Lettera da Genova / In diocesi un percorso senza futuro

di Eugenio Delogu

Caro Valli,

la situazione della diocesi di Genova ha guadagnato più volte la ribalta nazionale, anche nel suo blog, e non certo per meriti dei quali andare fieri.

Viene quasi da essere presi dallo sconforto  (“ho visto cose che voi umani non potreste immaginare”), ma non dimentichiamo che se il Signore mette alla prova i propri amici è per aiutarli a maturare. Ecco, questo è uno di quei momenti.

Sarà un problema serio per chi verrà dopo, dovrà ricucire rapporti umani ora lacerati da continue imposizioni e prepotenze, alimentate da profonda ignoranza e arroganza. Ne usciremo con una fede più forte, magari in numero più risicato, ma all’epoca sono partiti in dodici, e tra loro c’era pure un traditore! Ne siamo certi: saremo più radicati in Cristo.
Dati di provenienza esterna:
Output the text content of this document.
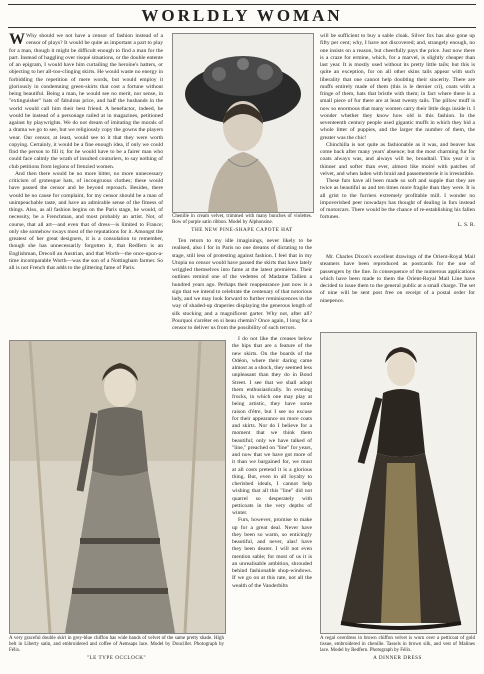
WORLDLY WOMAN

W Why should we not have a censor of fashion instead of a censor of plays? It would be quite as important a part to play for a man, though it might be difficult enough to find a man for the part. Instead of haggling over risqué situations, or the double entente of an epigram, I would have him curtailing the heroine's hatters, or objecting to her all-too-clinging skirts. He would waste no energy in forbidding the repetition of mere words, but would employ it gloriously in condemning green-skirts that cost a fortune without being beautiful. Being a man, he would see no merit, nor sense, in "extinguisher" hats of fabulous price, and half the husbands in the world would call him their best friend. A benefactor, indeed, he would be instead of a personage railed at in magazines, petitioned against by playwrights. We do not dream of imitating the morals of a drama we go to see, but we religiously copy the gowns the players wear. Our censor, at least, would see to it that they were worth copying. Certainly, it would be a fine enough idea, if only we could find the person to fill it; for he would have to be a fairer man who could face calmly the wrath of insulted couturiers, to say nothing of club petitions from legions of frenzied women.

And then there would be no more bitter, no more unnecessary criticism of grotesque hats, of incongruous clothes; these would have passed the censor and be beyond reproach. Besides, there would be no cause for complaint, for my censor should be a man of unimpeachable taste, and have an admirable sense of the fitness of things. Also, as all fashion begins on the Paris stage, he would, of necessity, be a Frenchman, and most probably an artist. Not, of course, that all art—and even that of dress—is limited to France; only she somehow sways most of the reputations for it. Amongst the greatest of her great designers, it is a consolation to remember, though she has unnecessarily forgotten it, that Redfern is an Englishman, Drecoll an Austrian, and that Worth—the once-upon-a-time incomparable Worth—was the son of a Nottingham farmer. So all is not French that adds to the glittering fame of Paris.

Chenille in cream velvet, trimmed with many bunches of violettes. Bow of purple satin ribbon. Model by Alphonsine.
THE NEW PINE-SHAPE CAPOTE HAT

Ten return to my idle imaginings, never likely to be realised, also I for in Paris no one dreams of dictating to the stage, still less of protesting against fashion. I feel that in my Utopia no censor would have passed the skirts that have lately wriggled themselves into fame at the latest premières. Their outlines remind one of the vedettes of Madame Tallien a hundred years ago. Perhaps their reappearance just now is a sign that we intend to celebrate the centenary of that notorious lady, and we may look forward to further reminiscences in the way of shaded-up draperies displaying the generous length of silk stocking and a magnificent garter. Why not, after all? Pourquoi s'arrêter en si beau chemin? Once again, I long for a censor to deliver us from the possibility of such terrors.

I do not like the creases below the hips that are a feature of the new skirts. On the boards of the Odéon, where their daring came almost as a shock, they seemed less unpleasant than they do in Bond Street. I see that we shall adopt them enthusiastically. In evening frocks, in which one may play at being artistic, they have some raison d'être, but I see no excuse for their appearance on more coats and skirts. Nor do I believe for a moment that we think them beautiful; only we have talked of "line," preached on "line" for years, and now that we have got more of it than we bargained for, we must at all costs pretend it is a glorious thing. But, even in all loyalty to cherished ideals, I cannot help wishing that all this "line" did not quarrel so desperately with petticoats in the very depths of winter.

Furs, however, promise to make up for a great deal. Never have they been so warm, so enticingly beautiful, and never, alas! have they been dearer. I will not even mention sable; for most of us it is an unrealisable ambition, shrouded behind fashionable shop-windows. If we go on at this rate, not all the wealth of the Vanderbilts

will be sufficient to buy a sable cloak. Silver fox has also gone up fifty per cent; why, I have not discovered; and, strangely enough, no one insists on a reason, but cheerfully pays the price. Just now there is a craze for ermine, which, for a marvel, is slightly cheaper than last year. It is mostly used without its pretty little tails; but this is quite an exception, for on all other skins tails appear with such liberality that one cannot help doubting their sincerity. There are muffs entirely made of them (this is le dernier cri), coats with a fringe of them, hats that bristle with them; in fact where there is a small piece of fur there are at least twenty tails. The pillow muff is now so enormous that many women carry their little dogs inside it. I wonder whether they know how old is this fashion. In the seventeenth century people used gigantic muffs in which they hid a whole litter of puppies, and the larger the number of them, the greater was the chic!

Chinchilla is not quite as fashionable as it was, and beaver has come back after many years' absence; but the most charming fur for coats always was, and always will be, broadtail. This year it is thinner and softer than ever, almost like moiré with patches of velvet, and when laden with braid and passementerie it is irresistible.

These furs have all been made so soft and supple that they are twice as beautiful as and ten times more fragile than they were. It is all grist to the furriers extremely profitable mill. I wonder no impoverished peer nowadays has thought of dealing in furs instead of motorcars. There would be the chance of re-establishing his fallen fortunes.

L. S. R.

Mr. Charles Dixon's excellent drawings of the Orient-Royal Mail steamers have been reproduced as postcards for the use of passengers by the line. In consequence of the numerous applications which have been made to them the Orient-Royal Mail Line have decided to issue them to the general public at a small charge. The set of nine will be sent post free on receipt of a postal order for ninepence.

A very graceful double skirt in grey-blue chiffon has wide bands of velvet of the same pretty shade. High belt in Liberty satin, and embroidered and coffee of Aemsaps lace. Model by Doucillet. Photograph by Félix.
"LE TYPE OCCLOCK"
A regal overdress in brown chiffon velvet is worn over a petticoat of gold tissue, embroidered in chenille. Tassels in brown silk, and vest of Malines lace. Model by Redfern. Photograph by Félix.
A DINNER DRESS
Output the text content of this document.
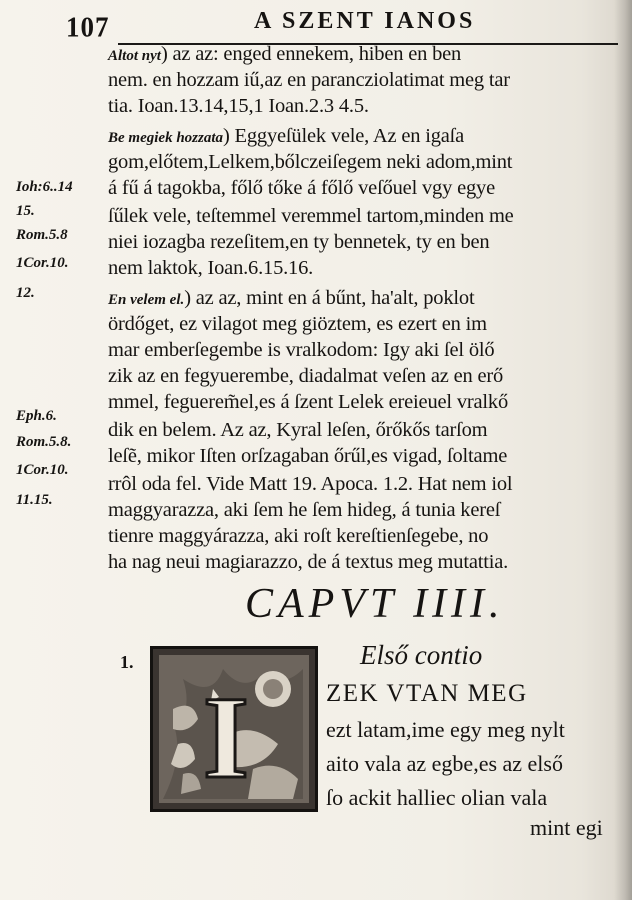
107	A SZENT IANOS
Ioh:6..14
15.
Rom.5.8
1Cor.10.
12.
Eph.6.
Rom.5.8.
1Cor.10.
11.15.
Altot nyt) az az: enged ennekem, hiben en ben
nem. en hozzam iű,az en parancziolatimat meg tar
tia. Ioan.13.14,15,1 Ioan.2.3 4.5.
Be megiek hozzata) Eggyeſülek vele, Az en igaſa
gom,előtem,Lelkem,bőlczeiſegem neki adom,mint
á fű á tagokba, főlő tőke á főlő veſőuel vgy egye
ſűlek vele, teſtemmel veremmel tartom,minden me
niei iozagba rezeſitem,en ty bennetek, ty en ben
nem laktok, Ioan.6.15.16.
En velem el.) az az, mint en á bűnt, ha'alt, poklot
ördőget, ez vilagot meg giöztem, es ezert en im
mar emberſegembe is vralkodom: Igy aki ſel ölő
zik az en fegyuerembe, diadalmat veſen az en erő
mmel, feguerem̃el,es á ſzent Lelek ereieuel vralkő
dik en belem. Az az, Kyral leſen, őrőkős tarſom
leſẽ, mikor Iſten orſzagaban őrűl,es vigad, ſoltame
rrôl oda fel. Vide Matt 19. Apoca. 1.2. Hat nem iol
maggyarazza, aki ſem he ſem hideg, á tunia kereſ
tienre maggyárazza, aki roſt kereſtienſegebe, no
ha nag neui magiarazzo, de á textus meg mutattia.
CAPVT IIII.
1.
I
Első contio
ZEK VTAN MEG
ezt latam,ime egy meg nylt
aito vala az egbe,es az első
ſo ackit halliec olian vala
mint egi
Risulta poco credibile un frate che, una volta diventato vescovo, continua a farsi chiamare come quando era frate (come se nulla fosse cambiato, e d’altra parte vive ancora in convento) e in sei anni (la nomina riporta la data dell’8 maggio 2020, in pieno Covid, segno premonitore) non ha ancora trovato il modo di fare la visita pastorale alla diocesi, quando il Codice di diritto canonico raccomanda che si faccia entro i cinque anni dall’arrivo.

Signor vescovo è sempre chiuso in riunioni fiume coi suoi fidati vicari episcopali, nominati “ad triennium” e confermati. In sei anni è riuscito a scrivere una, dico una, lettera pastorale, infarcita di citazioni e codici QR.

I fedeli genovesi assistono sempre più perplessi a questa gestione “innovativa”. Non c’è futuro in questo percorso, perché non c’è passato. È stato infatti spazzato via, censurato, abbattuto. Ma la fede c’è e i fedeli pure, come la brace che nel silenzio conserva il fuoco e tornerà a infiammare i cuori e a ridare voce a chi è stato messo a tacere perché esprime un pensiero diverso dal mainstream. Questo è il tempo che ci è donato per radicarci in Lui!